Um exemplo é o apoio de Wellington do Curso (PP) ao candidato a prefeito de São Luís, Eduardo Braide (PMN), adversário de Holanda Júnior.

Durante o anúncio feito no plenário da Assembleia Legislativa na tarde de ontem (24), o pepista deixou bem claro que iria apoiar Braide no 2º turno das eleições porque foi completamente desprezado pelo governo Flávio Dino.

Essa declaração jogou luz em um dos pontos mais fracos do chefe do Palácio dos Leões, a falta de habilidade política.

Flávio Dino sequer chegou a conversar com Wellington para obter apoio para Edivaldo ou até mesmo para conseguir a sua neutralidade. Pelo contrário, enviou os deputados Othelino Neto (PCdoB) e Rogério Cafeteira (PSB) para intermediar a busca pelo apoio, o que, visivelmente, não deu certo.

Dino deveria articular encontro com o presidente estadual do PP e deputado federal, André Fufuca, mas não o fez.

Erros políticos de Márcio Jerry e Flávio Dino transbordam também nas cidades de Grajaú, Caxias e Pinheiro, cidade na qual colocaram o candidato derrotado Leonardo Sá (PcdoB).

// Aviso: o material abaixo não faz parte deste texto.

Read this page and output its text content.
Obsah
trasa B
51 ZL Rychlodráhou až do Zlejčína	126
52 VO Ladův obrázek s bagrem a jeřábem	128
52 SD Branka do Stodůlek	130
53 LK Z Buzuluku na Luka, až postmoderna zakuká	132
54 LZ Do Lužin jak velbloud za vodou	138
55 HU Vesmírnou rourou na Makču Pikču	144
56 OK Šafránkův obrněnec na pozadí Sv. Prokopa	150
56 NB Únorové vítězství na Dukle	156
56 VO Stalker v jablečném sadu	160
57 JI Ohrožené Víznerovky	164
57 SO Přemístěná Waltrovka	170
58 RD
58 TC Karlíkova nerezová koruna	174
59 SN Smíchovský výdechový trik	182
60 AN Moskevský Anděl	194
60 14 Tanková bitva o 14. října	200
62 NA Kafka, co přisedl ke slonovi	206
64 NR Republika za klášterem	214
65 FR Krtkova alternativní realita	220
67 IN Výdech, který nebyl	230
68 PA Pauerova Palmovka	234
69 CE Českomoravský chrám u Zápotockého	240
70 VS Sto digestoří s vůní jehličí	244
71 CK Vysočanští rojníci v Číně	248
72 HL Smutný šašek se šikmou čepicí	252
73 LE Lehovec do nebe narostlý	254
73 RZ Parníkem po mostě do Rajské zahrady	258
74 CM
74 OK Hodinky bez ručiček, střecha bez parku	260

Os palacianos perderam a chance, mais uma vez, de garantir a reeleição de “seu afilhado”, Holanda Júnior, por pura soberba e fraqueza. Afinal, é público e notório que Wellington tomou essa decisão por falta de articulação direta do governador Flávio Dino.

Mas, se Edivaldo ganhar, os méritos serão de todos, inclusive, do próprio prefeito, secretário Diogo Lima e deputado federal Weverton Rocha, que atuaram fortemente para derrotar seus adversários.